KW are originated starting from sunset anddisappear within a few hours from sunrise. The reach of the transportation performed by KW, rarely exceeds 20 km.
- How does TSIS operate to divert contaminated KW from its course?
TSIS operates placing Selective Inverted Sinks (SIS) and Jet-SIS in the course of the KW so that the contaminated fraction of it is selectively captured by the SIS and sent to the denominated "cloud of discharge” where odour will be content until sunrise. At sunrise, convective currents caused by the heating of the ground completely dissipate the "cloud of discharge”. That occurs without the air (with the contaminant already highly diluted) which arrived to this “cloud” during the night, return to ground level.
- How is it possible that the polluted air the SIS captures and raises to several tens of meters above the ground, doesn’t return to the surface of the ground where it was captured?

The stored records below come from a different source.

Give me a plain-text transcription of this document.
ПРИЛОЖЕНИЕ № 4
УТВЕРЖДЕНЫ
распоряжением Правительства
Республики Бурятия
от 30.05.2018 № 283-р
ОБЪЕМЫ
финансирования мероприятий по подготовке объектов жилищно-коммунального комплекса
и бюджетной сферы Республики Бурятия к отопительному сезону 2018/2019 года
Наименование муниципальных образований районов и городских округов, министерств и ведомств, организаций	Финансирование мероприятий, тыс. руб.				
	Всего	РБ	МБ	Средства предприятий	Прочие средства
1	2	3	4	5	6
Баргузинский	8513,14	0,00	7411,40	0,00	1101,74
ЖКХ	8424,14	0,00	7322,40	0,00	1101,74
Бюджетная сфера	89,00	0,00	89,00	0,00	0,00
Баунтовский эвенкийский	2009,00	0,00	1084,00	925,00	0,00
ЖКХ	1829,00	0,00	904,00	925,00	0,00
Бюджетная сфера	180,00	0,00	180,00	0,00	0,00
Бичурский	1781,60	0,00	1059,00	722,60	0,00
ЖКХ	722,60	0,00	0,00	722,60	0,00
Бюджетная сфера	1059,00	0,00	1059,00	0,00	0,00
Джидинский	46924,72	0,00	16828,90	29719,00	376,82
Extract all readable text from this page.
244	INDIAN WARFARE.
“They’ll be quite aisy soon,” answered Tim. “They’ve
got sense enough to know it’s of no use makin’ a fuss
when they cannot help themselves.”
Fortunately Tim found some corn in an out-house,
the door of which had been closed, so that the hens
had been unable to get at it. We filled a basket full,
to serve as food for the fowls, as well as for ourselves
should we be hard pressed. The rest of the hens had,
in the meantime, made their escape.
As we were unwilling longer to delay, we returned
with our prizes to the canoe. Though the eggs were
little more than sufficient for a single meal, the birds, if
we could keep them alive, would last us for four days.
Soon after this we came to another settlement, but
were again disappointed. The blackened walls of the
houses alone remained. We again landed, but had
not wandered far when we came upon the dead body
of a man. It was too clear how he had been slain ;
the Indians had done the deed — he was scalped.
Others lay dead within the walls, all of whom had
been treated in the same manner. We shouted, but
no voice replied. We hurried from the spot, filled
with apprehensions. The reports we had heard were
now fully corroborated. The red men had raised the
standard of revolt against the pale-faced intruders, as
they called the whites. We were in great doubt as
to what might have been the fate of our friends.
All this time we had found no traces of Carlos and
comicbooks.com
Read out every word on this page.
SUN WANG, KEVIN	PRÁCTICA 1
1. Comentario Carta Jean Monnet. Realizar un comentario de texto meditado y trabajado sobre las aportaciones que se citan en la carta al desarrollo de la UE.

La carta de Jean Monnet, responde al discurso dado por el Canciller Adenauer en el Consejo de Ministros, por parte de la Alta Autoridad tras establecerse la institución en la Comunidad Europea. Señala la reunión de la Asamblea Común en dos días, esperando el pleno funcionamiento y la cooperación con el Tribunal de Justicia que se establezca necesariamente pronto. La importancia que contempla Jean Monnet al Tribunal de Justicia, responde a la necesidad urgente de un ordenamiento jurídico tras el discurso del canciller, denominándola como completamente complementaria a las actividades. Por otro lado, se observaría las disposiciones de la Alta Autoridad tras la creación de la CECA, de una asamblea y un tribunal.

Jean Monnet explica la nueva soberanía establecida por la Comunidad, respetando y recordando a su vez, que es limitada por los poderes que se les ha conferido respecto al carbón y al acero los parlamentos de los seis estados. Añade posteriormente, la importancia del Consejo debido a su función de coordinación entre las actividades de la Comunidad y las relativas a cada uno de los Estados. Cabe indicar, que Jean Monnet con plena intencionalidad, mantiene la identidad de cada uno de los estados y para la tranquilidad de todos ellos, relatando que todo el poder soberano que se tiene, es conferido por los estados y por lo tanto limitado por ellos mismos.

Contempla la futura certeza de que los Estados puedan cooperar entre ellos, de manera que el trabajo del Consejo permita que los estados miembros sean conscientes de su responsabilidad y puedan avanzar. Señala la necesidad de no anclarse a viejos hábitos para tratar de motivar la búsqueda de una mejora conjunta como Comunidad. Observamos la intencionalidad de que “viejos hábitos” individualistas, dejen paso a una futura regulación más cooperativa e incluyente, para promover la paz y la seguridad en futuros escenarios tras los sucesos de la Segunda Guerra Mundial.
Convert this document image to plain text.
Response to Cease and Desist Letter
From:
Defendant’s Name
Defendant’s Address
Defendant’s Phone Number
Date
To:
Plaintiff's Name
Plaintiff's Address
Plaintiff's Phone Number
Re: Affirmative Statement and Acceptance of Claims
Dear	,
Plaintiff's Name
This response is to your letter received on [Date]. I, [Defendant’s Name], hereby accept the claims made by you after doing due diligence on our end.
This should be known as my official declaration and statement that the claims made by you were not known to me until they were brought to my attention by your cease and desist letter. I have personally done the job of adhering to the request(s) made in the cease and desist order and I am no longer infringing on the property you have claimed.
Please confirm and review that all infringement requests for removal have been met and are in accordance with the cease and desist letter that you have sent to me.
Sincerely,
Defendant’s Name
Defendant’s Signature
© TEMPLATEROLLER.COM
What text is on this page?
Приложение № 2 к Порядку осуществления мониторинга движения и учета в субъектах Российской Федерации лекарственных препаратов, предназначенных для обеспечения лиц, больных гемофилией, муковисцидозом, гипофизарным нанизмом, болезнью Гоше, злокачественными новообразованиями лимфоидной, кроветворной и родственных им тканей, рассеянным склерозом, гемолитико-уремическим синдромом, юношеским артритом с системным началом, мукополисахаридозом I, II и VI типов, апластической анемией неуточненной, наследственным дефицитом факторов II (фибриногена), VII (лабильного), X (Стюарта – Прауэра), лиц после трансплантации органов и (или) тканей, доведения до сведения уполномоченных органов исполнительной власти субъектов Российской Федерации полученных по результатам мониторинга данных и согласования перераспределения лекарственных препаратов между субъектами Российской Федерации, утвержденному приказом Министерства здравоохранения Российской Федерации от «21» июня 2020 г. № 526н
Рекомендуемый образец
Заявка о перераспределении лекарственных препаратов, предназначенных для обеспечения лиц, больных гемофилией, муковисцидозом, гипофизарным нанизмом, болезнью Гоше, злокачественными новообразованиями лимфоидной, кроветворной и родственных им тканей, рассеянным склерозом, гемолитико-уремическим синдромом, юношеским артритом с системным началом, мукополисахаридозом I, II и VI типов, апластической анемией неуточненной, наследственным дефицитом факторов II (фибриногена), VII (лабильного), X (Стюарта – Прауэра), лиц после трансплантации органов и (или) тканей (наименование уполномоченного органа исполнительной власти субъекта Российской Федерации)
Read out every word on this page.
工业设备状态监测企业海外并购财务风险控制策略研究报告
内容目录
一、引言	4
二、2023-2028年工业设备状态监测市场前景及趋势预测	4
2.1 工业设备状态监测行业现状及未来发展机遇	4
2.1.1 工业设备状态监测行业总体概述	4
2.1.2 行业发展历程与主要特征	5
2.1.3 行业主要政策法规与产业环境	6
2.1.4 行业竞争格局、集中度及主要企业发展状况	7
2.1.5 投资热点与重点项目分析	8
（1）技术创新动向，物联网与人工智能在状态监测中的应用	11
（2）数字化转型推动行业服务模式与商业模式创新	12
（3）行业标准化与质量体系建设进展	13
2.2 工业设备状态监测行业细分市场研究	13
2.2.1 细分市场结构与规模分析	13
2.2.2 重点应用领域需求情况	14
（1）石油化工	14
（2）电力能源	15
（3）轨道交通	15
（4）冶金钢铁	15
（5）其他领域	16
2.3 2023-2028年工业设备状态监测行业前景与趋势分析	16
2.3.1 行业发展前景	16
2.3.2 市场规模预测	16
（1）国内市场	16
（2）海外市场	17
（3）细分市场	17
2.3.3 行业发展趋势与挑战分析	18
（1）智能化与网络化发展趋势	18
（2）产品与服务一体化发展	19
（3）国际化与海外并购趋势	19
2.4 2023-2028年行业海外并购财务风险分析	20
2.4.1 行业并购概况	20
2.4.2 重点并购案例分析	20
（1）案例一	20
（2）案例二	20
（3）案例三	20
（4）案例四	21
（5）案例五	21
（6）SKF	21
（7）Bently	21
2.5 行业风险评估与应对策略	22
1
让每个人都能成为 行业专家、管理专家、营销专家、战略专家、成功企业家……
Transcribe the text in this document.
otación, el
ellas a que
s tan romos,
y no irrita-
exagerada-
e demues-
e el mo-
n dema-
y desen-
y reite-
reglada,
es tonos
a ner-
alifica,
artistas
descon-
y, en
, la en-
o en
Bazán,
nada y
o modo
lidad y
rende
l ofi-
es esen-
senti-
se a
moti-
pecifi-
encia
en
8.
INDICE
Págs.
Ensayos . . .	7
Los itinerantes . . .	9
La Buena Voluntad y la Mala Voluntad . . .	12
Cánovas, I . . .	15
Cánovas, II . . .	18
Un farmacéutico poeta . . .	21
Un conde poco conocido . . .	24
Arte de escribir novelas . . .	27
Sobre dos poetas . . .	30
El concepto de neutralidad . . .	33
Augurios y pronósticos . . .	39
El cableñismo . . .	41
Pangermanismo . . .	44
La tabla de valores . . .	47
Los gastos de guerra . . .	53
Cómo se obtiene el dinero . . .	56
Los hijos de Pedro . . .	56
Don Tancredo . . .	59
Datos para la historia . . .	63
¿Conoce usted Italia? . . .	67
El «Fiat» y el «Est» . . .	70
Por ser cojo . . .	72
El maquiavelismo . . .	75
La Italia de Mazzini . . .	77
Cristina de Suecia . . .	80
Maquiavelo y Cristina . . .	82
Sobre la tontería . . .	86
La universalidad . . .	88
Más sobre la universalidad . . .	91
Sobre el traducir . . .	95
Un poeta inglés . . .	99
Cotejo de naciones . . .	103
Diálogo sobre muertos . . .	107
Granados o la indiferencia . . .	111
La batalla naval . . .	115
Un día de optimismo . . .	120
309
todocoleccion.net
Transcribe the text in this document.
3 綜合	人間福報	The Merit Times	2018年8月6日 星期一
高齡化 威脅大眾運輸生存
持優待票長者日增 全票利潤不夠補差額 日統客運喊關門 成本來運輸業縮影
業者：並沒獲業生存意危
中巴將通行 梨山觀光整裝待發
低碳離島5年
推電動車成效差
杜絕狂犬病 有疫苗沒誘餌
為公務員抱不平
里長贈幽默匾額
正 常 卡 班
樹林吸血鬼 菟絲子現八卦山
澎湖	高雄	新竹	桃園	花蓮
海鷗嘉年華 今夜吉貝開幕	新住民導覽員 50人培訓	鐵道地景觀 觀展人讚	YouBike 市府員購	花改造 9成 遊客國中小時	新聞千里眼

Polluted air captured by the SIS is raised by these in a vertical jet that crosses several tens of meters of stratified atmosphere (see next question). On the other hand every jet, on its course, incorporates through its surface, air from the environment on which it travels. This causes a mixture, inside the jet of the SIS, of the air captured at the device suction with gradually warmer air coming from the strata that said jet goes through. As a result of the referred mixture, polluted air dilutes the contaminant concentration and increases its temperature. Due to this rise in temperature experienced by polluted air as it ascends, its descent becomes impossible since to descend it should go through the coldest strata and therefore denser, which separates from the ground the “cloud of discharge” where polluted and already diluted air arrives.
- What is a "stratified atmosphere"?
Under radiation frost conditions (clear sky, wind and fog absence) the soil loses heat through the atmosphere by radiation. The soil, which is colder than the adjacent air, cools the air, being this cooling process more significant in the lower atmosphere layers (first tenths of meters) and reducing its effect with height.
When the above described process occurs, in the lowest part of the atmosphere (closer to the ground) the well known “thermal inversion” is produced. That is very different to what happens during daytime, when temperature decreases with height. Under radiation frost conditions, temperature increases with height in the atmosphere lowest layers.
Due to the fact that air density decreases with temperature, a stable organization of the atmosphere is developed (which does not change spontaneously with time) as the lower layers are the coldest ones and therefore the densest ones. Under these conditions the atmosphere can be ideally represented as a vertical succession of horizontal air “layers” or “strata” with increasing density towards ground. The referred process is called “atmosphere stratification”.